The couple had borrowed more than £8,500 to pay for new windows and doors in their home. More than £1,300 of that total was in respect of PPI which had been sold to them on the misleading basis that no loan would be forthcoming unless they signed up to the policy, which they neither wanted nor needed.
The loan was advanced by a finance company which had no sales force of its own and operated entirely through brokers. Both the double glazing firm and the brokers who arranged the finance had since ceased trading, leaving the finance company as the only potential target for litigation.
The couple’s claim against the finance company was upheld by a judge who ruled that the relationship between them had been ‘unfair’ within the meaning of Section 140A of the Consumer Credit Act 1974. The finance company was ordered to vary the terms of the loan and to pay the couple £2,165, that being the amount of the insurance premium plus interest.
In appealing against that decision, the finance company argued that it was ‘entirely blameless’ and had not acted culpably in any of its dealings with the couple. It had in no way authorised the mis-selling and had not itself provided the PPI policy, only the means by which the premium was paid.

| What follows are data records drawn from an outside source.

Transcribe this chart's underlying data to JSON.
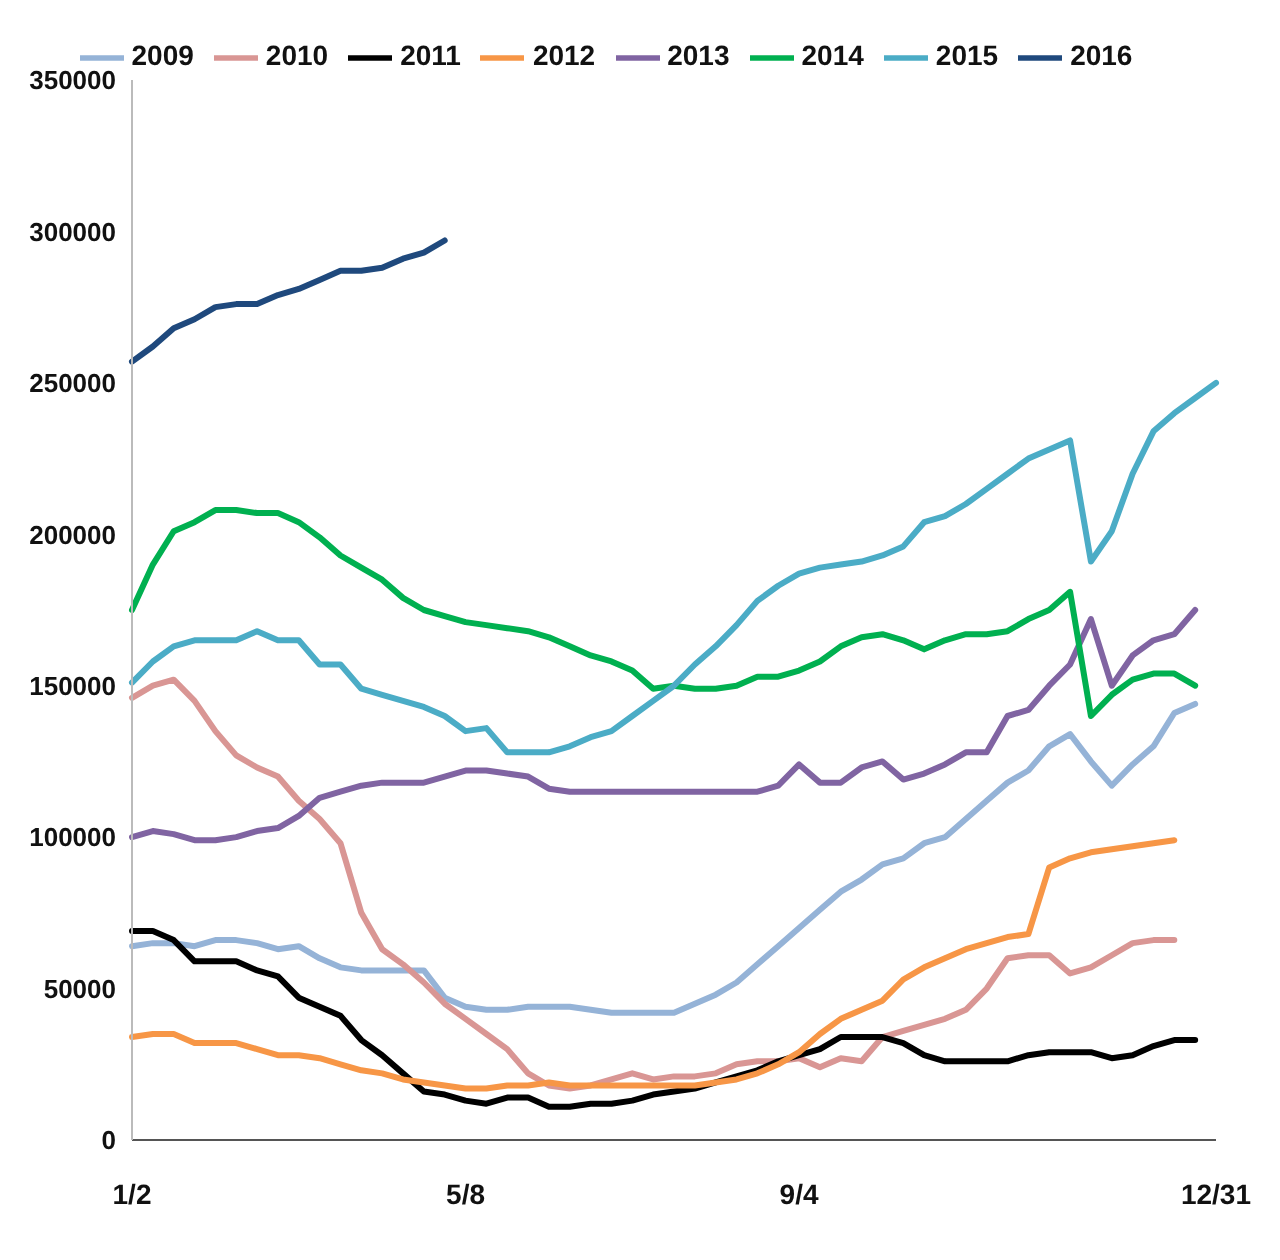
{
  "chart_data": {
    "type": "line",
    "categories": [
      "1/2",
      null,
      null,
      null,
      null,
      null,
      null,
      null,
      null,
      null,
      null,
      null,
      null,
      null,
      null,
      null,
      "5/8",
      null,
      null,
      null,
      null,
      null,
      null,
      null,
      null,
      null,
      null,
      null,
      null,
      null,
      null,
      null,
      "9/4",
      null,
      null,
      null,
      null,
      null,
      null,
      null,
      null,
      null,
      null,
      null,
      null,
      null,
      null,
      null,
      null,
      null,
      null,
      null,
      "12/31"
    ],
    "series": [
      {
        "name": "2009",
        "color": "#95b3d7",
        "values": [
          64000,
          65000,
          65000,
          64000,
          66000,
          66000,
          65000,
          63000,
          64000,
          60000,
          57000,
          56000,
          56000,
          56000,
          56000,
          47000,
          44000,
          43000,
          43000,
          44000,
          44000,
          44000,
          43000,
          42000,
          42000,
          42000,
          42000,
          45000,
          48000,
          52000,
          58000,
          64000,
          70000,
          76000,
          82000,
          86000,
          91000,
          93000,
          98000,
          100000,
          106000,
          112000,
          118000,
          122000,
          130000,
          134000,
          125000,
          117000,
          124000,
          130000,
          141000,
          144000,
          null
        ]
      },
      {
        "name": "2010",
        "color": "#d99694",
        "values": [
          146000,
          150000,
          152000,
          145000,
          135000,
          127000,
          123000,
          120000,
          112000,
          106000,
          98000,
          75000,
          63000,
          58000,
          52000,
          45000,
          40000,
          35000,
          30000,
          22000,
          18000,
          17000,
          18000,
          20000,
          22000,
          20000,
          21000,
          21000,
          22000,
          25000,
          26000,
          26000,
          27000,
          24000,
          27000,
          26000,
          34000,
          36000,
          38000,
          40000,
          43000,
          50000,
          60000,
          61000,
          61000,
          55000,
          57000,
          61000,
          65000,
          66000,
          66000,
          null,
          null
        ]
      },
      {
        "name": "2011",
        "color": "#000000",
        "values": [
          69000,
          69000,
          66000,
          59000,
          59000,
          59000,
          56000,
          54000,
          47000,
          44000,
          41000,
          33000,
          28000,
          22000,
          16000,
          15000,
          13000,
          12000,
          14000,
          14000,
          11000,
          11000,
          12000,
          12000,
          13000,
          15000,
          16000,
          17000,
          19000,
          21000,
          23000,
          26000,
          28000,
          30000,
          34000,
          34000,
          34000,
          32000,
          28000,
          26000,
          26000,
          26000,
          26000,
          28000,
          29000,
          29000,
          29000,
          27000,
          28000,
          31000,
          33000,
          33000,
          null
        ]
      },
      {
        "name": "2012",
        "color": "#f79646",
        "values": [
          34000,
          35000,
          35000,
          32000,
          32000,
          32000,
          30000,
          28000,
          28000,
          27000,
          25000,
          23000,
          22000,
          20000,
          19000,
          18000,
          17000,
          17000,
          18000,
          18000,
          19000,
          18000,
          18000,
          18000,
          18000,
          18000,
          18000,
          18000,
          19000,
          20000,
          22000,
          25000,
          29000,
          35000,
          40000,
          43000,
          46000,
          53000,
          57000,
          60000,
          63000,
          65000,
          67000,
          68000,
          90000,
          93000,
          95000,
          96000,
          97000,
          98000,
          99000,
          null,
          null
        ]
      },
      {
        "name": "2013",
        "color": "#8064a2",
        "values": [
          100000,
          102000,
          101000,
          99000,
          99000,
          100000,
          102000,
          103000,
          107000,
          113000,
          115000,
          117000,
          118000,
          118000,
          118000,
          120000,
          122000,
          122000,
          121000,
          120000,
          116000,
          115000,
          115000,
          115000,
          115000,
          115000,
          115000,
          115000,
          115000,
          115000,
          115000,
          117000,
          124000,
          118000,
          118000,
          123000,
          125000,
          119000,
          121000,
          124000,
          128000,
          128000,
          140000,
          142000,
          150000,
          157000,
          172000,
          150000,
          160000,
          165000,
          167000,
          175000,
          null
        ]
      },
      {
        "name": "2014",
        "color": "#00b050",
        "values": [
          175000,
          190000,
          201000,
          204000,
          208000,
          208000,
          207000,
          207000,
          204000,
          199000,
          193000,
          189000,
          185000,
          179000,
          175000,
          173000,
          171000,
          170000,
          169000,
          168000,
          166000,
          163000,
          160000,
          158000,
          155000,
          149000,
          150000,
          149000,
          149000,
          150000,
          153000,
          153000,
          155000,
          158000,
          163000,
          166000,
          167000,
          165000,
          162000,
          165000,
          167000,
          167000,
          168000,
          172000,
          175000,
          181000,
          140000,
          147000,
          152000,
          154000,
          154000,
          150000,
          null
        ]
      },
      {
        "name": "2015",
        "color": "#4bacc6",
        "values": [
          151000,
          158000,
          163000,
          165000,
          165000,
          165000,
          168000,
          165000,
          165000,
          157000,
          157000,
          149000,
          147000,
          145000,
          143000,
          140000,
          135000,
          136000,
          128000,
          128000,
          128000,
          130000,
          133000,
          135000,
          140000,
          145000,
          150000,
          157000,
          163000,
          170000,
          178000,
          183000,
          187000,
          189000,
          190000,
          191000,
          193000,
          196000,
          204000,
          206000,
          210000,
          215000,
          220000,
          225000,
          228000,
          231000,
          191000,
          201000,
          220000,
          234000,
          240000,
          245000,
          250000
        ]
      },
      {
        "name": "2016",
        "color": "#1f497d",
        "values": [
          257000,
          262000,
          268000,
          271000,
          275000,
          276000,
          276000,
          279000,
          281000,
          284000,
          287000,
          287000,
          288000,
          291000,
          293000,
          297000,
          null,
          null,
          null,
          null,
          null,
          null,
          null,
          null,
          null,
          null,
          null,
          null,
          null,
          null,
          null,
          null,
          null,
          null,
          null,
          null,
          null,
          null,
          null,
          null,
          null,
          null,
          null,
          null,
          null,
          null,
          null,
          null,
          null,
          null,
          null,
          null,
          null
        ]
      }
    ],
    "ylim": [
      0,
      350000
    ],
    "yticks": [
      0,
      50000,
      100000,
      150000,
      200000,
      250000,
      300000,
      350000
    ],
    "grid": false,
    "legend": "top",
    "marker": "none",
    "line_style": "solid"
  }
}
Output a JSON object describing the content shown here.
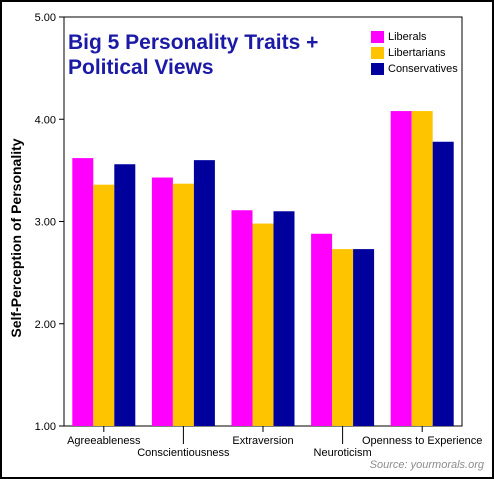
{
  "chart_data": {
    "type": "bar",
    "title_lines": [
      "Big 5 Personality Traits +",
      "Political Views"
    ],
    "ylabel": "Self-Perception of Personality",
    "xlabel": "",
    "ylim": [
      1.0,
      5.0
    ],
    "yticks": [
      "1.00",
      "2.00",
      "3.00",
      "4.00",
      "5.00"
    ],
    "categories": [
      "Agreeableness",
      "Conscientiousness",
      "Extraversion",
      "Neuroticism",
      "Openness to Experience"
    ],
    "series": [
      {
        "name": "Liberals",
        "color": "#ff00ff",
        "values": [
          3.62,
          3.43,
          3.11,
          2.88,
          4.08
        ]
      },
      {
        "name": "Libertarians",
        "color": "#ffc400",
        "values": [
          3.36,
          3.37,
          2.98,
          2.73,
          4.08
        ]
      },
      {
        "name": "Conservatives",
        "color": "#00009c",
        "values": [
          3.56,
          3.6,
          3.1,
          2.73,
          3.78
        ]
      }
    ],
    "grid": false,
    "legend_position": "top-right"
  },
  "source_text": "Source: yourmorals.org"
}
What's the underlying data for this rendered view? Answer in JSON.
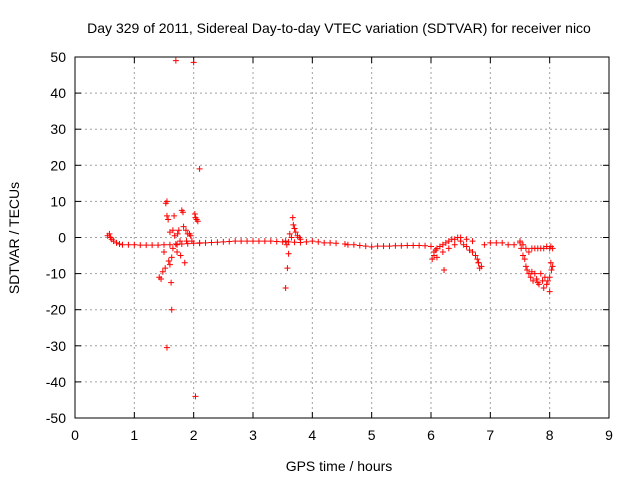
{
  "chart_data": {
    "type": "scatter",
    "title": "Day 329 of 2011, Sidereal Day-to-day VTEC variation (SDTVAR) for receiver nico",
    "xlabel": "GPS time / hours",
    "ylabel": "SDTVAR / TECUs",
    "xlim": [
      0,
      9
    ],
    "ylim": [
      -50,
      50
    ],
    "xticks": [
      0,
      1,
      2,
      3,
      4,
      5,
      6,
      7,
      8,
      9
    ],
    "yticks": [
      -50,
      -40,
      -30,
      -20,
      -10,
      0,
      10,
      20,
      30,
      40,
      50
    ],
    "grid": true,
    "marker": "plus",
    "series": [
      {
        "name": "SDTVAR",
        "color": "#ff0000",
        "x": [
          0.55,
          0.58,
          0.6,
          0.62,
          0.65,
          0.7,
          0.75,
          0.8,
          0.9,
          1.0,
          1.1,
          1.2,
          1.3,
          1.4,
          1.5,
          1.6,
          1.7,
          1.8,
          1.9,
          2.0,
          2.1,
          2.2,
          2.3,
          2.4,
          2.5,
          2.6,
          2.7,
          2.8,
          2.9,
          3.0,
          3.1,
          3.2,
          3.3,
          3.4,
          3.5,
          3.6,
          3.7,
          3.8,
          3.9,
          4.0,
          4.1,
          4.2,
          4.3,
          4.4,
          4.55,
          4.6,
          4.7,
          4.8,
          4.9,
          5.0,
          5.1,
          5.2,
          5.3,
          5.4,
          5.5,
          5.6,
          5.7,
          5.8,
          5.9,
          6.0,
          6.05,
          6.1,
          6.2,
          6.3,
          6.4,
          6.5,
          6.6,
          6.7,
          6.75,
          6.8,
          6.85,
          6.9,
          7.0,
          7.1,
          7.2,
          7.3,
          7.4,
          7.5,
          7.55,
          7.6,
          7.65,
          7.7,
          7.75,
          7.8,
          7.85,
          7.9,
          7.95,
          8.0,
          8.02,
          8.05,
          1.42,
          1.45,
          1.48,
          1.5,
          1.52,
          1.53,
          1.55,
          1.55,
          1.57,
          1.58,
          1.6,
          1.6,
          1.62,
          1.63,
          1.65,
          1.65,
          1.67,
          1.68,
          1.7,
          1.72,
          1.73,
          1.75,
          1.77,
          1.78,
          1.8,
          1.82,
          1.83,
          1.85,
          1.87,
          1.88,
          1.9,
          1.93,
          1.95,
          2.0,
          2.02,
          2.03,
          2.05,
          2.07,
          2.1,
          1.72,
          1.97,
          2.1,
          2.03,
          1.55,
          1.63,
          3.55,
          3.58,
          3.6,
          3.62,
          3.65,
          3.67,
          3.68,
          3.7,
          3.72,
          3.75,
          3.78,
          3.8,
          3.55,
          3.57,
          6.22,
          7.5,
          7.52,
          7.55,
          7.58,
          7.6,
          7.62,
          7.65,
          7.68,
          7.7,
          7.72,
          7.75,
          7.78,
          7.8,
          7.82,
          7.85,
          7.88,
          7.9,
          7.92,
          7.95,
          7.97,
          8.0,
          8.0,
          8.02,
          8.03,
          8.05,
          6.55,
          6.6,
          6.65,
          6.7,
          6.75,
          6.78,
          6.8,
          6.82,
          6.02,
          6.05,
          6.08,
          6.1,
          6.15,
          6.2,
          6.25,
          6.3,
          6.35,
          6.4,
          6.45,
          6.5
        ],
        "y": [
          0.5,
          1.0,
          0.0,
          -0.5,
          -1.0,
          -1.5,
          -1.8,
          -2.0,
          -2.0,
          -2.0,
          -2.1,
          -2.1,
          -2.1,
          -2.1,
          -2.0,
          -2.0,
          -1.8,
          -1.8,
          -1.7,
          -1.6,
          -1.6,
          -1.5,
          -1.4,
          -1.3,
          -1.2,
          -1.1,
          -1.0,
          -1.0,
          -1.0,
          -1.0,
          -1.0,
          -1.0,
          -1.0,
          -1.1,
          -1.2,
          -1.2,
          -1.3,
          -1.4,
          -1.2,
          -1.0,
          -1.2,
          -1.5,
          -1.5,
          -1.6,
          -1.8,
          -2.0,
          -2.0,
          -2.2,
          -2.4,
          -2.6,
          -2.4,
          -2.4,
          -2.4,
          -2.3,
          -2.3,
          -2.2,
          -2.2,
          -2.2,
          -2.3,
          -2.5,
          -4.0,
          -5.5,
          -4.0,
          -3.0,
          -2.0,
          -1.0,
          -0.5,
          -1.0,
          -5.0,
          -7.0,
          -8.0,
          -2.0,
          -1.5,
          -1.5,
          -1.5,
          -2.0,
          -2.0,
          -1.0,
          -2.0,
          -3.0,
          -4.0,
          -3.0,
          -3.0,
          -3.0,
          -3.0,
          -3.0,
          -2.5,
          -3.0,
          -2.5,
          -3.0,
          -11.0,
          -11.5,
          -9.5,
          -4.0,
          -8.5,
          9.5,
          10.0,
          6.0,
          5.0,
          -6.5,
          -7.5,
          1.5,
          -12.5,
          -5.5,
          -3.0,
          2.0,
          6.0,
          0.5,
          49.0,
          -4.0,
          1.0,
          2.0,
          -1.0,
          -5.0,
          7.5,
          7.0,
          3.0,
          -7.0,
          2.0,
          -1.0,
          1.0,
          1.0,
          0.5,
          48.5,
          6.5,
          5.5,
          5.0,
          4.5,
          19.0,
          -2.0,
          -1.0,
          -1.5,
          -44.0,
          -30.5,
          -20.0,
          -14.0,
          -8.5,
          -4.5,
          1.0,
          0.0,
          5.5,
          3.5,
          2.5,
          1.5,
          0.5,
          0.0,
          -0.5,
          -1.0,
          -2.0,
          -9.0,
          -1.5,
          -3.0,
          -5.0,
          -6.0,
          -8.0,
          -9.0,
          -10.0,
          -11.0,
          -9.5,
          -12.0,
          -10.0,
          -11.5,
          -12.5,
          -13.0,
          -10.0,
          -12.0,
          -14.0,
          -11.0,
          -13.0,
          -12.0,
          -15.0,
          -11.0,
          -7.0,
          -9.0,
          -8.0,
          -2.0,
          -2.5,
          -3.5,
          -4.0,
          -5.0,
          -6.0,
          -7.0,
          -8.5,
          -6.0,
          -5.0,
          -3.5,
          -3.0,
          -2.5,
          -2.0,
          -1.5,
          -1.0,
          -0.5,
          -0.5,
          0.0,
          0.0
        ]
      }
    ]
  }
}
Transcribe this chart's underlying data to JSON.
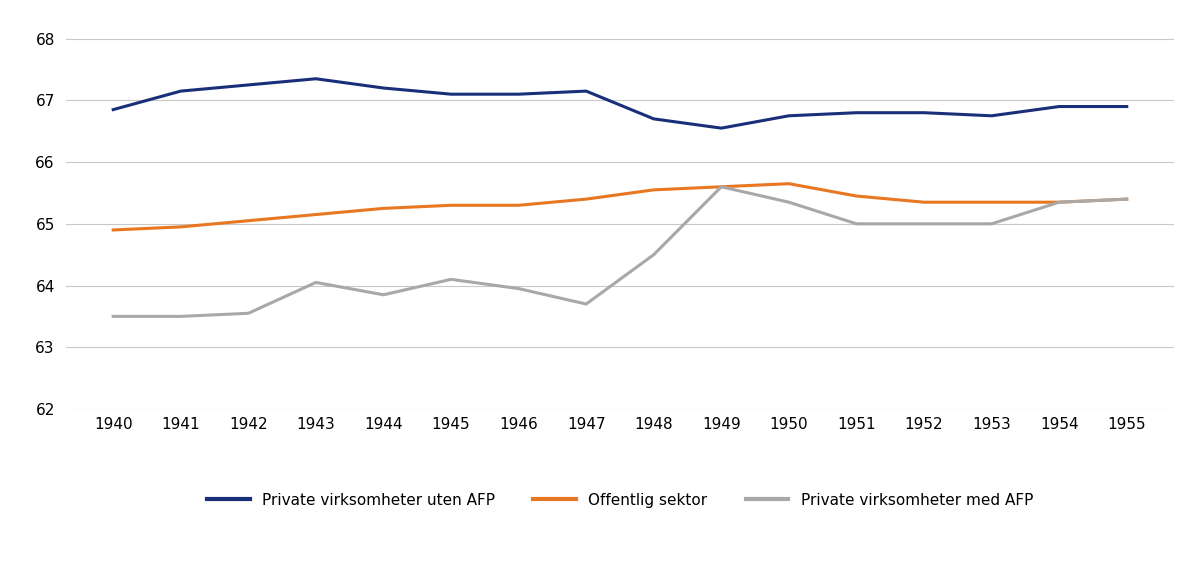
{
  "years": [
    1940,
    1941,
    1942,
    1943,
    1944,
    1945,
    1946,
    1947,
    1948,
    1949,
    1950,
    1951,
    1952,
    1953,
    1954,
    1955
  ],
  "private_uten_afp": [
    66.85,
    67.15,
    67.25,
    67.35,
    67.2,
    67.1,
    67.1,
    67.15,
    66.7,
    66.55,
    66.75,
    66.8,
    66.8,
    66.75,
    66.9,
    66.9
  ],
  "offentlig_sektor": [
    64.9,
    64.95,
    65.05,
    65.15,
    65.25,
    65.3,
    65.3,
    65.4,
    65.55,
    65.6,
    65.65,
    65.45,
    65.35,
    65.35,
    65.35,
    65.4
  ],
  "private_med_afp": [
    63.5,
    63.5,
    63.55,
    64.05,
    63.85,
    64.1,
    63.95,
    63.7,
    64.5,
    65.6,
    65.35,
    65.0,
    65.0,
    65.0,
    65.35,
    65.4
  ],
  "colors": {
    "private_uten_afp": "#1a2f7a",
    "offentlig_sektor": "#e87722",
    "private_med_afp": "#a8a8a8"
  },
  "legend_labels": [
    "Private virksomheter uten AFP",
    "Offentlig sektor",
    "Private virksomheter med AFP"
  ],
  "ylim": [
    62,
    68.35
  ],
  "yticks": [
    62,
    63,
    64,
    65,
    66,
    67,
    68
  ],
  "line_width": 2.2,
  "background_color": "#ffffff",
  "font_family": "Arial"
}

However, in dismissing the challenge, the Court ruled that, as a result of the interplay between Section 11(1)(b), Section 12 and Section 56(2) of the Act, the double glazing firm was deemed to have acted as the finance company’s agent. The couple would not have purchased PPI but for the salesman’s misrepresentation and the finance company had received commission on the sale of the policy and interest on that part of the loan which related to it.